Animal Nutrition Views
Ioannis Mavromichalis, Ph.D., gives his views on poultry, pig and dairy nutrition based on his experience as a nutrition consultant with clients around the world.
A new project undertaken to update my animal nutrition consulting services
I have decided that 2019 will be the year I will be reviewing my vitamin and trace mineral profiles I use in my animal nutrition consulting service. This involves all species I am working with (pigs, poultry and dairy), and will probably expand to others that I have a passing interest in and occasionally work with (rabbits, ducks, beef, sheep and goats). No, I am not going to do anything about fish, shrimp and such other aquatics, and honestly, I have similarly no idea about pets. But, as to be expected, I will start with what I know best: piglets.
It is surprising that recommendations have remained constant over the years. I was just looking at an article I published in 1995 in the now defunct magazine Pig International, and I noticed I still use the same (or similar) recommendations. I think times, genetics, feeds and legislation require a brave review. And, as you might expect, I am not going to increase or decrease levels just for the sake of being modern. Instead, I will follow my late professor’s (Dr. D. H. Baker) advice to review the published literature first, and then I will apply my commercial experience (and the limits set by law) to evaluate each mineral and vitamin.

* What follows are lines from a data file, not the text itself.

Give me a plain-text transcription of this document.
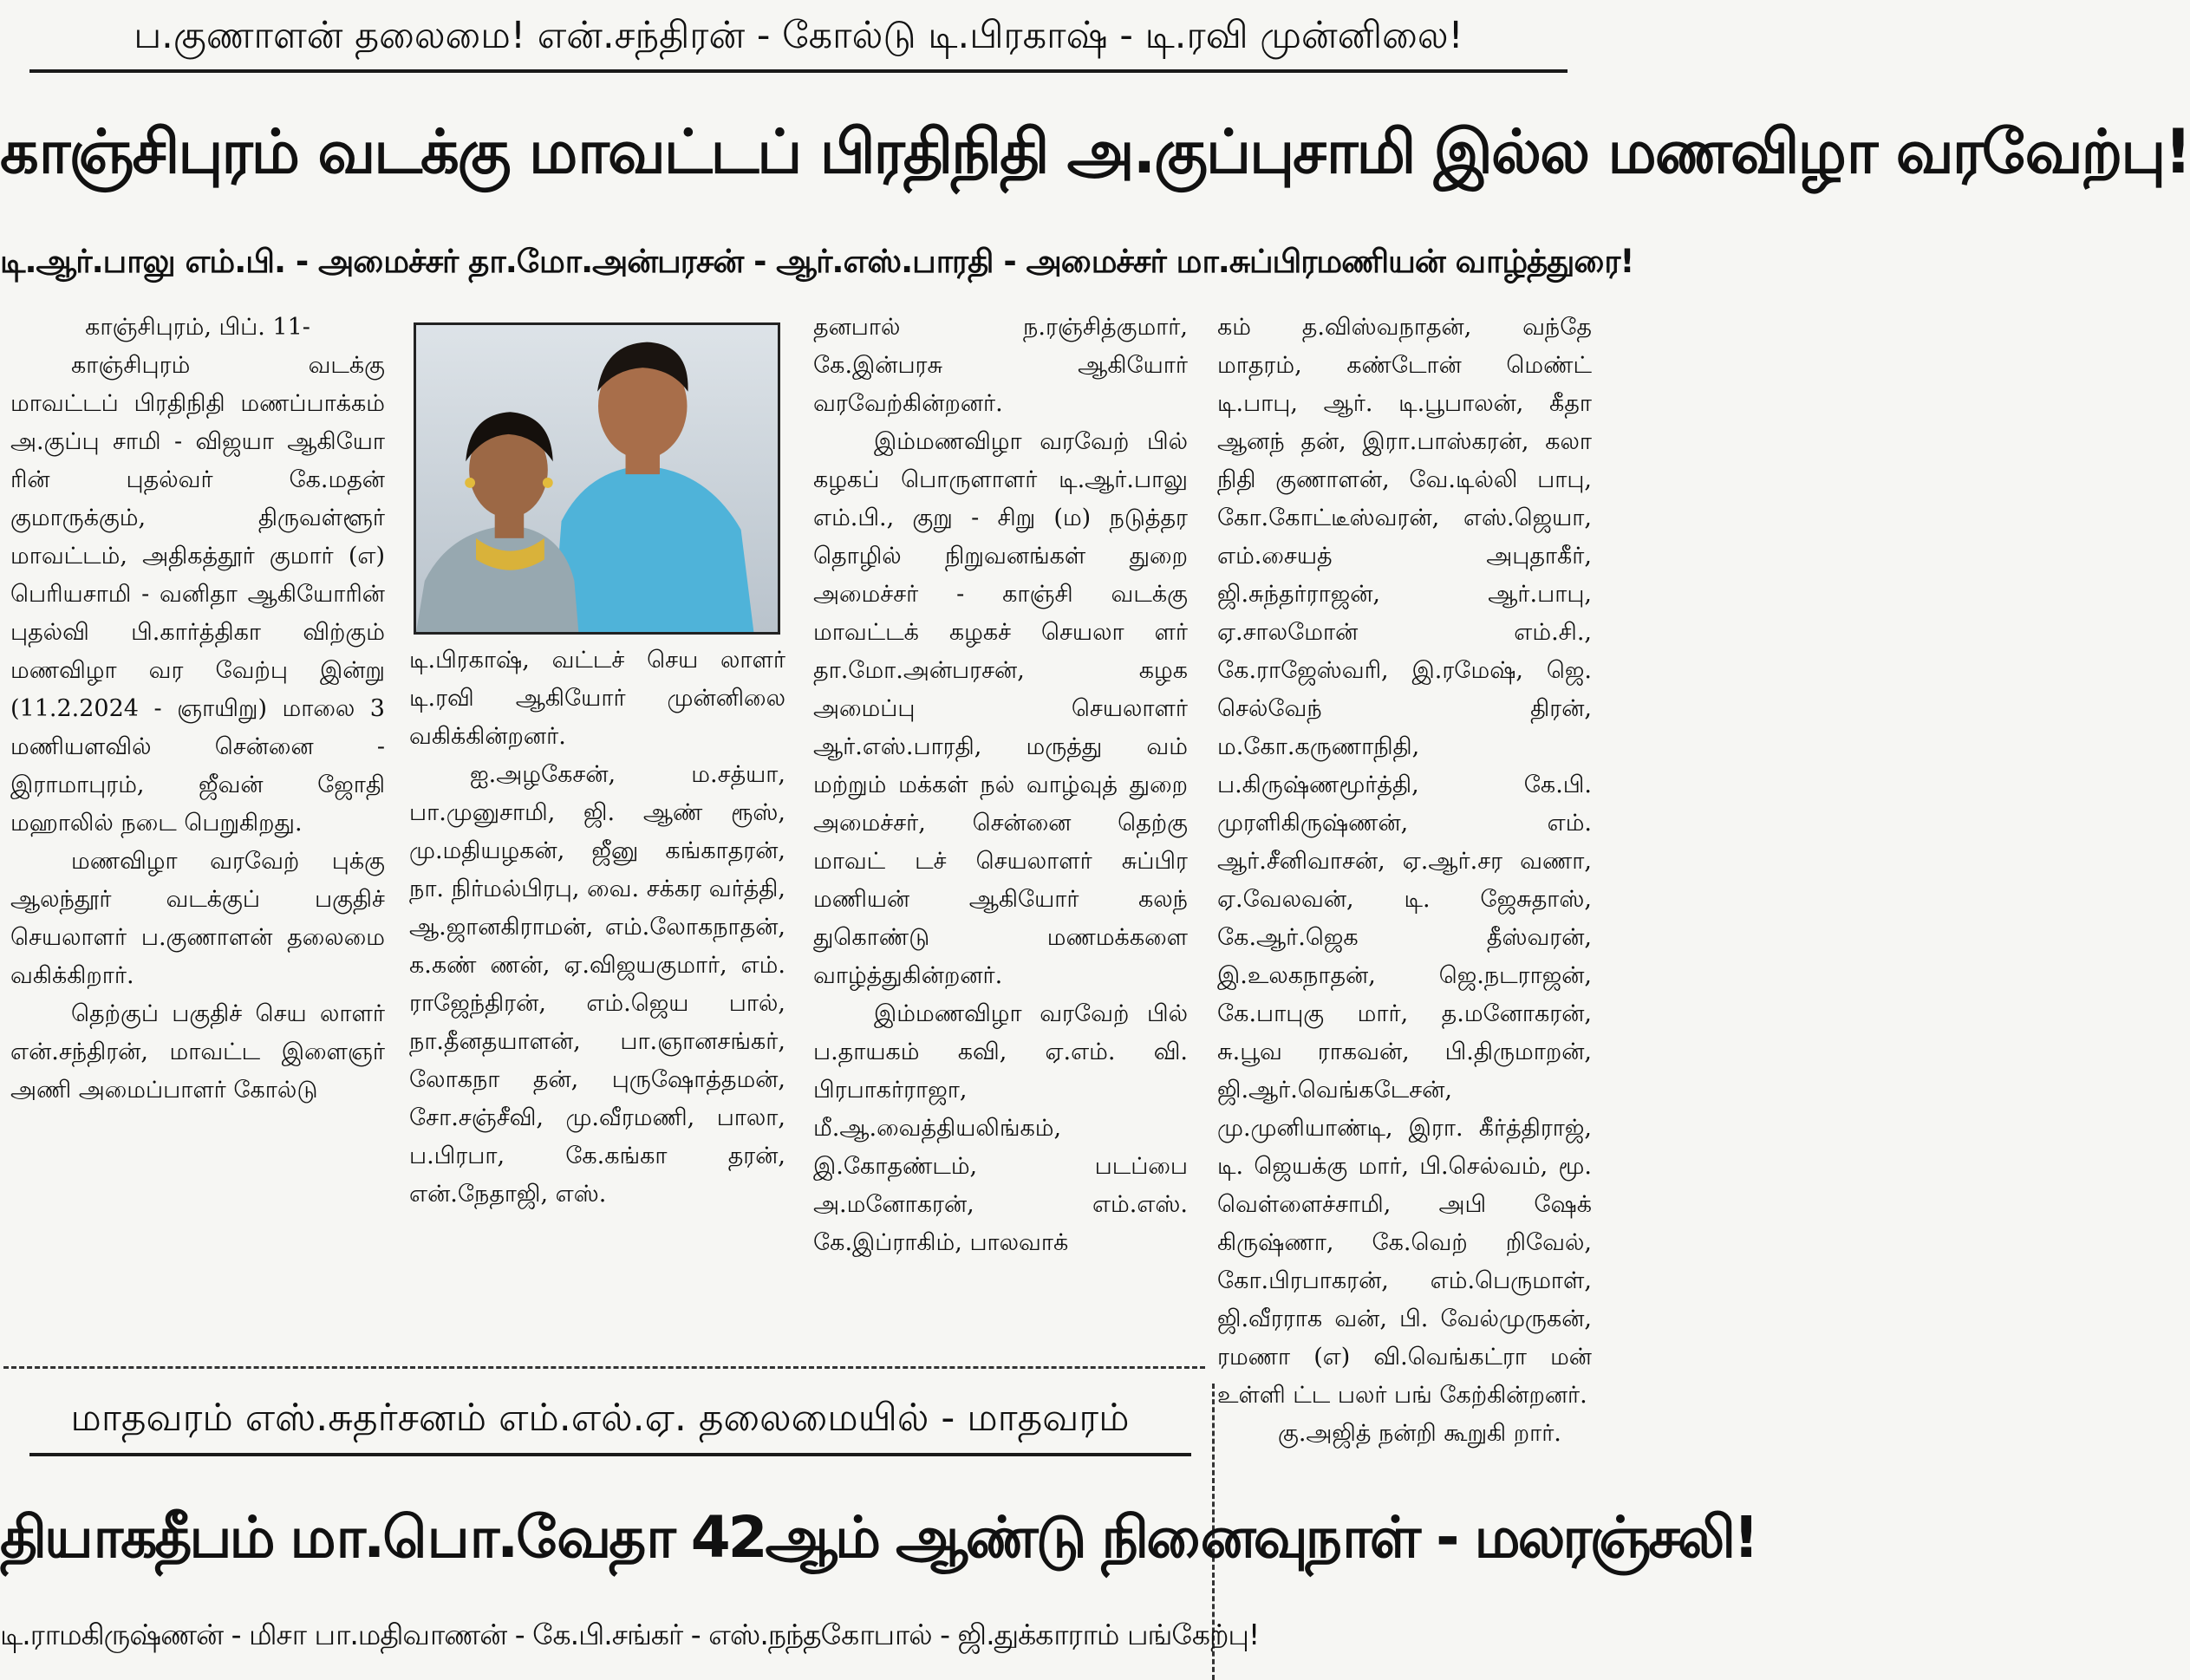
ப.குணாளன் தலைமை! என்.சந்திரன் - கோல்டு டி.பிரகாஷ் - டி.ரவி முன்னிலை!
காஞ்சிபுரம் வடக்கு மாவட்டப் பிரதிநிதி அ.குப்புசாமி இல்ல மணவிழா வரவேற்பு!
டி.ஆர்.பாலு எம்.பி. - அமைச்சர் தா.மோ.அன்பரசன் - ஆர்.எஸ்.பாரதி - அமைச்சர் மா.சுப்பிரமணியன் வாழ்த்துரை!

காஞ்சிபுரம், பிப். 11-

காஞ்சிபுரம் வடக்கு மாவட்டப் பிரதிநிதி மணப்பாக்கம் அ.குப்பு சாமி - விஜயா ஆகியோ ரின் புதல்வர் கே.மதன் குமாருக்கும், திருவள்ளூர் மாவட்டம், அதிகத்தூர் குமார் (எ) பெரியசாமி - வனிதா ஆகியோரின் புதல்வி பி.கார்த்திகா விற்கும் மணவிழா வர வேற்பு இன்று (11.2.2024 - ஞாயிறு) மாலை 3 மணியளவில் சென்னை - இராமாபுரம், ஜீவன் ஜோதி மஹாலில் நடை பெறுகிறது.

மணவிழா வரவேற் புக்கு ஆலந்தூர் வடக்குப் பகுதிச் செயலாளர் ப.குணாளன் தலைமை வகிக்கிறார்.

தெற்குப் பகுதிச் செய லாளர் என்.சந்திரன், மாவட்ட இளைஞர் அணி அமைப்பாளர் கோல்டு

டி.பிரகாஷ், வட்டச் செய லாளர் டி.ரவி ஆகியோர் முன்னிலை வகிக்கின்றனர்.

ஐ.அழகேசன், ம.சத்யா, பா.முனுசாமி, ஜி. ஆண் ரூஸ், மு.மதியழகன், ஜீனு கங்காதரன், நா. நிர்மல்பிரபு, வை. சக்கர வர்த்தி, ஆ.ஜானகிராமன், எம்.லோகநாதன், க.கண் ணன், ஏ.விஜயகுமார், எம். ராஜேந்திரன், எம்.ஜெய பால், நா.தீனதயாளன், பா.ஞானசங்கர், லோகநா தன், புருஷோத்தமன், சோ.சஞ்சீவி, மு.வீரமணி, பாலா, ப.பிரபா, கே.கங்கா தரன், என்.நேதாஜி, எஸ்.

தனபால் ந.ரஞ்சித்குமார், கே.இன்பரசு ஆகியோர் வரவேற்கின்றனர்.

இம்மணவிழா வரவேற் பில் கழகப் பொருளாளர் டி.ஆர்.பாலு எம்.பி., குறு - சிறு (ம) நடுத்தர தொழில் நிறுவனங்கள் துறை அமைச்சர் - காஞ்சி வடக்கு மாவட்டக் கழகச் செயலா ளர் தா.மோ.அன்பரசன், கழக அமைப்பு செயலாளர் ஆர்.எஸ்.பாரதி, மருத்து வம் மற்றும் மக்கள் நல் வாழ்வுத் துறை அமைச்சர், சென்னை தெற்கு மாவட் டச் செயலாளர் சுப்பிர மணியன் ஆகியோர் கலந் துகொண்டு மணமக்களை வாழ்த்துகின்றனர்.

இம்மணவிழா வரவேற் பில் ப.தாயகம் கவி, ஏ.எம். வி. பிரபாகர்ராஜா, மீ.ஆ.வைத்தியலிங்கம், இ.கோதண்டம், படப்பை அ.மனோகரன், எம்.எஸ். கே.இப்ராகிம், பாலவாக்

கம் த.விஸ்வநாதன், வந்தே மாதரம், கண்டோன் மெண்ட் டி.பாபு, ஆர். டி.பூபாலன், கீதா ஆனந் தன், இரா.பாஸ்கரன், கலா நிதி குணாளன், வே.டில்லி பாபு, கோ.கோட்டீஸ்வரன், எஸ்.ஜெயா, எம்.சையத் அபுதாகீர், ஜி.சுந்தர்ராஜன், ஆர்.பாபு, ஏ.சாலமோன் எம்.சி., கே.ராஜேஸ்வரி, இ.ரமேஷ், ஜெ. செல்வேந் திரன், ம.கோ.கருணாநிதி, ப.கிருஷ்ணமூர்த்தி, கே.பி. முரளிகிருஷ்ணன், எம். ஆர்.சீனிவாசன், ஏ.ஆர்.சர வணா, ஏ.வேலவன், டி. ஜேசுதாஸ், கே.ஆர்.ஜெக தீஸ்வரன், இ.உலகநாதன், ஜெ.நடராஜன், கே.பாபுகு மார், த.மனோகரன், சு.பூவ ராகவன், பி.திருமாறன், ஜி.ஆர்.வெங்கடேசன், மு.முனியாண்டி, இரா. கீர்த்திராஜ், டி. ஜெயக்கு மார், பி.செல்வம், மூ. வெள்ளைச்சாமி, அபி ஷேக் கிருஷ்ணா, கே.வெற் றிவேல், கோ.பிரபாகரன், எம்.பெருமாள், ஜி.வீரராக வன், பி. வேல்முருகன், ரமணா (எ) வி.வெங்கட்ரா மன் உள்ளி ட்ட பலர் பங் கேற்கின்றனர்.

கு.அஜித் நன்றி கூறுகி றார்.

மாதவரம் எஸ்.சுதர்சனம் எம்.எல்.ஏ. தலைமையில் - மாதவரம்
தியாகதீபம் மா.பொ.வேதா 42ஆம் ஆண்டு நினைவுநாள் - மலரஞ்சலி!
டி.ராமகிருஷ்ணன் - மிசா பா.மதிவாணன் - கே.பி.சங்கர் - எஸ்.நந்தகோபால் - ஜி.துக்காராம் பங்கேற்பு!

I will probably publish my specifications, or part thereof, in an article or in one of my forthcoming books, but that is not the point. If you too find yourself using specifications that are at least 10 years old, I would encourage you to review them, if only to make sure you are still using the correct levels — whatever these might be for your case.
This is what happens when you take time off during holidays: large scale projects that will probably take more time to materialize than you ever anticipated.